Law professor William Van Alstyne, a leading scholar on free speech and academic freedom, said party affiliation has no place in the faculty hiring process. "The suggestion that one would have to submit a party affiliation as part of identifying one's interest in a department or university itself would immediately raise hackles and suspicion as to why that's deemed to be an appropriate datum to consider at all," he said.

University Counsel David Adcock, who identified himself as a conservative and a former campaign manager for Jesse Helms, called the issue of party affiliation "almost trivial and certainly banal" and "very, very limited" as an indicator of political ideology. He also argued that in two decades at Duke, "I have never encountered one incident where the senior administration of this university has expressed any but sentiment of the highest respect--even almost sacred and aggressive respect--for principles of free speech." He said the key question is whether faculty members, regardless of their own beliefs, do their "duty" of maintaining an open learning environment.

Political science's Michael Munger, however, questioned whether Van Alstyne and Adcock were in a position to witness faculty bias affecting conservative undergraduates. He also said statistics showing a large preponderance of Democrats among faculty in certain Duke departments could not be explained without considering the possibility of bias, even if inadvertent. "The policy is for openness," he said. "The actual expectation is that we'll generally hire liberals."

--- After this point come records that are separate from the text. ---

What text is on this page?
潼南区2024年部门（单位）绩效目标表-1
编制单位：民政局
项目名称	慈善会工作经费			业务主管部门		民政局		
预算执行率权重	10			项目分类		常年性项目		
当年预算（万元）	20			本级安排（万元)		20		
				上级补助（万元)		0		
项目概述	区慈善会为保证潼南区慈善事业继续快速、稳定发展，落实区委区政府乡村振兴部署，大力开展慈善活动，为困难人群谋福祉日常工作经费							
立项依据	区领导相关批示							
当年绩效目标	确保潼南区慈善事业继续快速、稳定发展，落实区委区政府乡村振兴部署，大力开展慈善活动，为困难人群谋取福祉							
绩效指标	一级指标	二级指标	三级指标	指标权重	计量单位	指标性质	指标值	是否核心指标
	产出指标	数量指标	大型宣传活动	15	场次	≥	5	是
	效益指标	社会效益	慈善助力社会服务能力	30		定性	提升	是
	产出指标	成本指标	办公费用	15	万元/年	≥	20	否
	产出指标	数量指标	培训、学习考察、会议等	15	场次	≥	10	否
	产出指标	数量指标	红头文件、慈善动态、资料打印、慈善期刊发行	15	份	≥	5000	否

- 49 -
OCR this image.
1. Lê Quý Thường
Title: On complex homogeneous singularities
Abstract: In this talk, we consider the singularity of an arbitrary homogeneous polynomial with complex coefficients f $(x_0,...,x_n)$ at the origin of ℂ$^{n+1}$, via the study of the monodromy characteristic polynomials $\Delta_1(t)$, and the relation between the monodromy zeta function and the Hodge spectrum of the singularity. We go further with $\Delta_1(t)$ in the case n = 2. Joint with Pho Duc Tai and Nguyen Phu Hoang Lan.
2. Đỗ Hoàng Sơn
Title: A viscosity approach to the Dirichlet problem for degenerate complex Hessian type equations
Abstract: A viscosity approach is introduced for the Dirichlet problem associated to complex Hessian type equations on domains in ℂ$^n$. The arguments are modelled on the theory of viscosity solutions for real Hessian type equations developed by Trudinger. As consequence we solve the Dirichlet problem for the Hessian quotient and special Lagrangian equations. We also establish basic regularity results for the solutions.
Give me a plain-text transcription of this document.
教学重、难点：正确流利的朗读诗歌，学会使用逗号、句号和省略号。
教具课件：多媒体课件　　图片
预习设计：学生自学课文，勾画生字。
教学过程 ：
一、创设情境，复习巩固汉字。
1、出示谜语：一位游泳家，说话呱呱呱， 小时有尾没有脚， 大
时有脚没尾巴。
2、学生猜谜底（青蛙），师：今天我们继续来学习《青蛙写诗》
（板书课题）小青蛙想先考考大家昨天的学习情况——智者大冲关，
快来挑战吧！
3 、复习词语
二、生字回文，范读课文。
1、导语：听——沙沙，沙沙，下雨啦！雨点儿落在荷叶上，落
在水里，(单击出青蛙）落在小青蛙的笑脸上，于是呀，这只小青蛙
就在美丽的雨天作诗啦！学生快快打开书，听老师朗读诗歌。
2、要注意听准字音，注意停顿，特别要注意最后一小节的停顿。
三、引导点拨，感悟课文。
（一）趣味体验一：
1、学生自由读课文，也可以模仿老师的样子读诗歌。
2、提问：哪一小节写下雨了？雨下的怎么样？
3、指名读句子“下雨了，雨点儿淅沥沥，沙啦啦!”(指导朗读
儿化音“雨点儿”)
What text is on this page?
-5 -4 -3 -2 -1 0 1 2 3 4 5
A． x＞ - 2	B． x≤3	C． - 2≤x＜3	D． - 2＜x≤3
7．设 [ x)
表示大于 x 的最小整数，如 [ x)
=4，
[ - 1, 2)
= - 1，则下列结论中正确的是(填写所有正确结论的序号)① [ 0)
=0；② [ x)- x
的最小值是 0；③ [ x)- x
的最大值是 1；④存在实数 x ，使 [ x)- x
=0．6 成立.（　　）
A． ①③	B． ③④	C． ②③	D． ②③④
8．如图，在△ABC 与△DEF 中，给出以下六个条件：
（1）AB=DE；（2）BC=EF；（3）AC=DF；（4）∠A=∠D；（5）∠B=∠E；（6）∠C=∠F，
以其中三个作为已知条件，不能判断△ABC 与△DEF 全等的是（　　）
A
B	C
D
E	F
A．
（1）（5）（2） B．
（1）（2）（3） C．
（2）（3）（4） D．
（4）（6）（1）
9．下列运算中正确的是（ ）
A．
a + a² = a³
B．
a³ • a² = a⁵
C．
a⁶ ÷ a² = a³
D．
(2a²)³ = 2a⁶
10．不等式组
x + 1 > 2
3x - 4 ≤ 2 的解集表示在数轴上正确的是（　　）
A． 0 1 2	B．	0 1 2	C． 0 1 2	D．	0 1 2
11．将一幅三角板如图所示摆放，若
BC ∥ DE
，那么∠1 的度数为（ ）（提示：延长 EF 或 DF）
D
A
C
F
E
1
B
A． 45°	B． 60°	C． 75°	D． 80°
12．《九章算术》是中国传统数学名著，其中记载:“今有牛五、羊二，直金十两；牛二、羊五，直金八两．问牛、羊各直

William Schlesinger, dean of the Nicholas School of the Environment and Earth Sciences, said that in his four-year tenure on Duke's appointments, promotions, and tenure committee, he never saw a case in which a candidate's politics affected the tenure decision. "The process of getting tenure at Duke is based on pure scholarship and its impact in the field," he said. "Politics doesn't play a particularly prominent role in the published scholarly work of cell biology, art history, or English literature."

Vice provost and professor Cathy Davidson asserted that "I've not encountered any Duke faculty member being harassed or discriminated against because he or she is conservative. Nor have I ever heard of students being so discriminated against or harassed." She also said that no one should be surprised if Republicans--known for their belief in the free market and capitalist values--gravitate to fields that pay better than academic careers. "If there were an enormous infusion of capital into education, such that salaries for the nation's very, very best college teachers rival that of our nation's top lawyers or doctors or CEOs or stockbrokers, we well might have more Republicans teaching French," she noted.

During the question period, a few students spoke of times when their professors articulated their political views in a way that made them feel uncomfortable. Faculty members expressed concern about proposed national legislation that might limit academic freedom, and several people reminded the audience that party affiliations can include more than Democrats and Republicans.